Was das für Grêmios Saison bedeutet
Diese Niederlage ist nicht nur ein einzelnes Spiel – sie ist Teil eines besorgniserregenden Trends. Grêmio hat seit Ende März nicht mehr gewonnen, Draws und Niederlagen häufen sich in nationalen und kontinentalen Wettbewerben. Nun tabellenletzte in ihrer Sudamericana-Gruppe, steht ihnen ein harter Kampf bevor, um in die K.o.-Runde einzuziehen.

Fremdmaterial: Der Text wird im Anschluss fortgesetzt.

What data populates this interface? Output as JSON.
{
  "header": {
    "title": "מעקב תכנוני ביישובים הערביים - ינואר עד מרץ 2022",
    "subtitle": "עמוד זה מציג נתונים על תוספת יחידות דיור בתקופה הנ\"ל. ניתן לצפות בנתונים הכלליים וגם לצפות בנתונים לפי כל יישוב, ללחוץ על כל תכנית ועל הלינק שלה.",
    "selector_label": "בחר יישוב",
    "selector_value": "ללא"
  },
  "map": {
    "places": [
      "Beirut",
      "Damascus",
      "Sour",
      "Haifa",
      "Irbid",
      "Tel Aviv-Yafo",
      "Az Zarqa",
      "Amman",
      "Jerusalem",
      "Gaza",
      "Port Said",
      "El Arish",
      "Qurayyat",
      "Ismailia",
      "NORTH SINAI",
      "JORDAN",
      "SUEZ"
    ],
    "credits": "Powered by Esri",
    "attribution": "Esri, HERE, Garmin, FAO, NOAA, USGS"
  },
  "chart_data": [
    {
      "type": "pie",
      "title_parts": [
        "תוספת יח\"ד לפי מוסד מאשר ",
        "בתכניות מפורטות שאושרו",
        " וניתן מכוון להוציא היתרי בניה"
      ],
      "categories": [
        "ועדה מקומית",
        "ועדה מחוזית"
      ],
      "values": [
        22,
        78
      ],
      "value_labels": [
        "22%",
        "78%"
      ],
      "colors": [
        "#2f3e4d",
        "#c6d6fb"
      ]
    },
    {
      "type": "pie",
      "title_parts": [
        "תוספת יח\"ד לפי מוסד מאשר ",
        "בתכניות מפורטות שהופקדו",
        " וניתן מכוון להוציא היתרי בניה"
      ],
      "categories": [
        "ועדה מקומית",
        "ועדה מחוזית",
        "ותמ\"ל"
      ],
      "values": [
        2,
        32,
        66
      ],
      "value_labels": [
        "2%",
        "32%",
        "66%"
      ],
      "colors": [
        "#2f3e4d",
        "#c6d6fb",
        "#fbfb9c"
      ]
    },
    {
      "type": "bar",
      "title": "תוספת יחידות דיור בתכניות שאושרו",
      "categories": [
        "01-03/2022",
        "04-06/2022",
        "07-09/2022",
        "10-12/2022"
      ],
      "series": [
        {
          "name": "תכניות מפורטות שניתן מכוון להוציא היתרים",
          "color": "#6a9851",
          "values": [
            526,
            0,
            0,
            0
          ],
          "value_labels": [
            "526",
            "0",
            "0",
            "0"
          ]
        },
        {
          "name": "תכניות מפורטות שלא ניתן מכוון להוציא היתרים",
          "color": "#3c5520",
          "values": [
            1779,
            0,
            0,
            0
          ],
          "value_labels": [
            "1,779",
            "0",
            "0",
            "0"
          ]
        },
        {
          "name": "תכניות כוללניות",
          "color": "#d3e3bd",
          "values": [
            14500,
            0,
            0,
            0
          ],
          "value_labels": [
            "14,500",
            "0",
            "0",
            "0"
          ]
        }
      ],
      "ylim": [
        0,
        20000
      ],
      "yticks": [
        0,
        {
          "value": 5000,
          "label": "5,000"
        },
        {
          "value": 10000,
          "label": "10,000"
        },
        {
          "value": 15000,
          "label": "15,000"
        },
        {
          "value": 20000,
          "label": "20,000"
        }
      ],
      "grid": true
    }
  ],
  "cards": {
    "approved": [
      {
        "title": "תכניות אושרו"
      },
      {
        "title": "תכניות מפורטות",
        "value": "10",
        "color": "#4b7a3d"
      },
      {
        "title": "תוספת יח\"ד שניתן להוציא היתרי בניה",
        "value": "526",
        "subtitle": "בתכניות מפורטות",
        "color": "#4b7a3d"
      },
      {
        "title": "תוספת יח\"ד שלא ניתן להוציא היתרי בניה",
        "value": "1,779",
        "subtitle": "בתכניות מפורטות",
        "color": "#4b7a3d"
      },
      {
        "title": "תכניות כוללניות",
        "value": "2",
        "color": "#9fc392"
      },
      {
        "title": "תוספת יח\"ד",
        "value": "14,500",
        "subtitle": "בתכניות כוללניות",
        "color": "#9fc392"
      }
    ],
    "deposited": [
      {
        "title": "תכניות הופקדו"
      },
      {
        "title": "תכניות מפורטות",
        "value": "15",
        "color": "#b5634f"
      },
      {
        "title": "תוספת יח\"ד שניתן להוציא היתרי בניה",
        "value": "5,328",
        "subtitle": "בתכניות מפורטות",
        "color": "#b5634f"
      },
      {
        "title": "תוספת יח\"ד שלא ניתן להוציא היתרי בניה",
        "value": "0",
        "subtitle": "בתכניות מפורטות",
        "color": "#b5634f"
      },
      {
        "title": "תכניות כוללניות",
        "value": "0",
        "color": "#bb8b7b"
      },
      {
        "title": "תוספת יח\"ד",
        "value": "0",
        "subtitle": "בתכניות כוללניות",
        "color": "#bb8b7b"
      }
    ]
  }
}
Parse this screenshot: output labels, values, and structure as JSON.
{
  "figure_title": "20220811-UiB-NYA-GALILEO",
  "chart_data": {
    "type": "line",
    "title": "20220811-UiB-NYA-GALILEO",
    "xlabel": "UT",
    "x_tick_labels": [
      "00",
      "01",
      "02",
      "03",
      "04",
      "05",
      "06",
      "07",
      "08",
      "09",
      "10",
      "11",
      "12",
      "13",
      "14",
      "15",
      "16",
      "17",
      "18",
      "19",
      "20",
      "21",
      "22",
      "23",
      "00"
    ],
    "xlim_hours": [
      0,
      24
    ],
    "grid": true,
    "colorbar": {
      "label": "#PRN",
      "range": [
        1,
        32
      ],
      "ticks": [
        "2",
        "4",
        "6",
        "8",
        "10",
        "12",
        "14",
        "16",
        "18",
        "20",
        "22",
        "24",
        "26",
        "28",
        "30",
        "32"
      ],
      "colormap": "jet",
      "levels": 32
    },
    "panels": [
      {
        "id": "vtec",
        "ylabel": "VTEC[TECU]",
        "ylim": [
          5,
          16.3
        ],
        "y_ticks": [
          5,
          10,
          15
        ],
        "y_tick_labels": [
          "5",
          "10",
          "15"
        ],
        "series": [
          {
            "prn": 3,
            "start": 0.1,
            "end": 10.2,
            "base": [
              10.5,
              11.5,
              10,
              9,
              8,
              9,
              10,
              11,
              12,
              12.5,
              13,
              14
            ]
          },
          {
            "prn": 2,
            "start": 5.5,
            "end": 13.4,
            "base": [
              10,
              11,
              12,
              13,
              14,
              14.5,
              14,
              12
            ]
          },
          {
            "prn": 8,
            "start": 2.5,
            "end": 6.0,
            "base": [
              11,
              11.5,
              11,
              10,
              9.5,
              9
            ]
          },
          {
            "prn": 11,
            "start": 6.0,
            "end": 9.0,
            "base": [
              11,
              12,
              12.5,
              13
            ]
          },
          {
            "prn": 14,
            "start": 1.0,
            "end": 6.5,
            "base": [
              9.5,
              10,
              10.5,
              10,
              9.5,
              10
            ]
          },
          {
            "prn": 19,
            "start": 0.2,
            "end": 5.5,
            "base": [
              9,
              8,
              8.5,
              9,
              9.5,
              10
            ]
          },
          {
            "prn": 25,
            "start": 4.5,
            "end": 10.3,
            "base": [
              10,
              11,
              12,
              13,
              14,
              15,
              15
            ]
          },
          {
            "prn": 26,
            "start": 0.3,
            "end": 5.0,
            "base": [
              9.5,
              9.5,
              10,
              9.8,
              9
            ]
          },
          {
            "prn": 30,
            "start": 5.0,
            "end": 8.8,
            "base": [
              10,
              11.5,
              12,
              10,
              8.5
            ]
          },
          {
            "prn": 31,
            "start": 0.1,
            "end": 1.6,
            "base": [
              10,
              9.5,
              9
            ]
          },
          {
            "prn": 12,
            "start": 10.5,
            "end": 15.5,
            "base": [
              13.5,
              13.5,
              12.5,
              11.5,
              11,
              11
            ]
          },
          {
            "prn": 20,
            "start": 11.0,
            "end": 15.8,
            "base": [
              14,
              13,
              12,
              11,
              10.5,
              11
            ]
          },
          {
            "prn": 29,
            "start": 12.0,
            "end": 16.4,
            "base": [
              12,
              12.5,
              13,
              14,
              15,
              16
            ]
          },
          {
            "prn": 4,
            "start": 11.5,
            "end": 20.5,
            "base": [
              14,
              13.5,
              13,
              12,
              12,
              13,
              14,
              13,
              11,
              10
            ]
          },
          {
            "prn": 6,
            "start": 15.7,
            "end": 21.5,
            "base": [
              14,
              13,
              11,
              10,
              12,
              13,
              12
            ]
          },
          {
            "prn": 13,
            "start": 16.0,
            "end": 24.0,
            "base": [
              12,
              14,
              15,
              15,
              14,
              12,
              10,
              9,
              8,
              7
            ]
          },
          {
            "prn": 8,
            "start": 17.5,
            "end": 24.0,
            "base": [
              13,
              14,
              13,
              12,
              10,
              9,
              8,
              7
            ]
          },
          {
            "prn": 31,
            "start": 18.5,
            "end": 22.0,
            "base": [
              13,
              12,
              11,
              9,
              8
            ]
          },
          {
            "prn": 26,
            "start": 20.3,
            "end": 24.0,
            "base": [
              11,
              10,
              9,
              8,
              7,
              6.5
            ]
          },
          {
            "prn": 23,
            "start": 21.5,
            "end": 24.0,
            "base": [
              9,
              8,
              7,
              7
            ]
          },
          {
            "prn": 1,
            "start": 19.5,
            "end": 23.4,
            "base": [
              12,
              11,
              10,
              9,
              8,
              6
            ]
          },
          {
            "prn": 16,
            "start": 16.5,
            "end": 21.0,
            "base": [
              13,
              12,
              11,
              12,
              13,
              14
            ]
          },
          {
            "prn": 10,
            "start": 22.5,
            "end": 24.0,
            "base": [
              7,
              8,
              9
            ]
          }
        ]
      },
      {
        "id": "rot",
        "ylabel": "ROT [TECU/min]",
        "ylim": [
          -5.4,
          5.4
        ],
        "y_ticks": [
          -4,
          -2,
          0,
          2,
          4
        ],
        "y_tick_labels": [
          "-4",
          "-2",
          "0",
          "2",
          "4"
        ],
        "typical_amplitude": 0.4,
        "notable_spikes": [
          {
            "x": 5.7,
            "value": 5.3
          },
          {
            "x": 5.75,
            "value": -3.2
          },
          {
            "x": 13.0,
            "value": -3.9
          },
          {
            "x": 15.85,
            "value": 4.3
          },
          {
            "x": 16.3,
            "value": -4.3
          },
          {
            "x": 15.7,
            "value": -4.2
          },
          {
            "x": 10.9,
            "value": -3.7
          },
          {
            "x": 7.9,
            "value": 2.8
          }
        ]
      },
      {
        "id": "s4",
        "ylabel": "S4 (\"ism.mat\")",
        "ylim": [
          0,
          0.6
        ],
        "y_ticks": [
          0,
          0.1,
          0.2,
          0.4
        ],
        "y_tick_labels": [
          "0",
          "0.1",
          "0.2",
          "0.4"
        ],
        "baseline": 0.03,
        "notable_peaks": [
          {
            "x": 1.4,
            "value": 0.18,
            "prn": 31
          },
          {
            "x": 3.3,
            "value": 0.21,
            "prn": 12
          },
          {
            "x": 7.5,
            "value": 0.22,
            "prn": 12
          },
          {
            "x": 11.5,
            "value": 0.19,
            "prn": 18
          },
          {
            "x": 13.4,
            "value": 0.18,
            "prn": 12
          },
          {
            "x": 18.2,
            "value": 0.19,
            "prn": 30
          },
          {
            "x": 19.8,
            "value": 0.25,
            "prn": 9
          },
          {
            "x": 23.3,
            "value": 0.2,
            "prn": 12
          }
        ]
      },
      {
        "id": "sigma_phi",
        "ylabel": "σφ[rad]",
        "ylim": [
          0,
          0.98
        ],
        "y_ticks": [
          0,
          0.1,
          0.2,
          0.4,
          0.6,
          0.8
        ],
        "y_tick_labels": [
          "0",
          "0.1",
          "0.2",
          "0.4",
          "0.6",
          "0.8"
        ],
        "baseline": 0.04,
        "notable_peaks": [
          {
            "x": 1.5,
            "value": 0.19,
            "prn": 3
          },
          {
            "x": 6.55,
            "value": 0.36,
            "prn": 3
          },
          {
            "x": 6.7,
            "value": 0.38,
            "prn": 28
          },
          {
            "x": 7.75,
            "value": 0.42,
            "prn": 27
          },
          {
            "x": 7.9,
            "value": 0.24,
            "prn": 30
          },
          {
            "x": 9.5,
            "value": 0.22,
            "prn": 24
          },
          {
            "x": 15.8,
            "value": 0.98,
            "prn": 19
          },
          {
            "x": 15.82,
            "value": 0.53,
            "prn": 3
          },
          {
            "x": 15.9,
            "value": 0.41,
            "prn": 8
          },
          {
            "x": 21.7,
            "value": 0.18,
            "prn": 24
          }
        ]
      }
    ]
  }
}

Die nächste Herausforderung kommt postwendend: das hoch erwartete Gre-Nal-Derby gegen Rivalen Internacional in der Brasileirão Série A am 11. April. Dieses Duell am Beira-Rio könnte ihren April – und vielleicht die gesamte Saison – prägen. Eine Niederlage dort würde die Krise vertiefen; ein Sieg könnte endlich den Wendepunkt einleiten.
Montevideo City Torque führt derzeit Gruppe F an, nachdem sie auch vom torlosen Remis zwischen Deportivo Riestra und Palestino profitiert haben. Sie richten ihren Fokus nun zurück auf die uruguayische Liga mit einem Spiel gegen Albion am selben Tag wie Grêmios Derby.
Die Hauptgründe für Grêmios Probleme
Mehrere Faktoren haben Grêmios jüngste Misserfolge verschärft:
- Fehlendes Torgefahr: Trotz Chancen schaffen sie es nicht, konsequent umzusetzen.
- Defensive Lücken im Umschwung: Aguero’s Tor entstand durch einen schnellen Konter, der Lücken im Mittelfeld aufdeckte.
- VAR-Pech: Zwei große Entscheidungen gingen in Schlüsselmomenten gegen sie.
- Mentale Erschöpfung: Die Mannschaft wirkt selbstbewusstlos, besonders unter Druck.
Die wichtigsten Erkenntnisse
- Grêmio verlor 1:0 gegen Montevideo City Torque im Gruppenauftakt der Copa Sudamericana.
- Sie sind nun in vier Spielen in Folge sieglos in allen Wettbewerben.
- VAR spielte eine entscheidende Rolle und hob einen Grêmio-Elfmeter sowie eine Torque-Rote Karte auf.
- Grêmio ist tabellenletzter in Gruppe F mit null Punkten; Torque führt mit drei.
- Das Team steht vor einem entscheidenden Brasileirão-Derby gegen Internacional am 11. April.
Ausblick
Grêmios unmittelbarer Fokus muss auf das Gre-Nal gerichtet werden. Derby-Spiele kehren oft die Stimmung um – ein Sieg könnte das Vertrauen zurückbringen und den negativen Kreislauf durchbrechen. Tragen sie aber dieselbe Zurückhaltung ins Beira-Rio, wird der Druck auf Trainer Renato Portaluppi zunehmen.
In der Sudamericana warten noch fünf Gruppenspiele. Eine Erholung ist möglich, erfordert aber präziseres Abschlussspiel und mehr Glück bei den Schiedsrichtern. Vorerst fragen sich die Fans, ob das nur ein vorübergehendes Tief ist oder ein tieferes strukturelles Problem.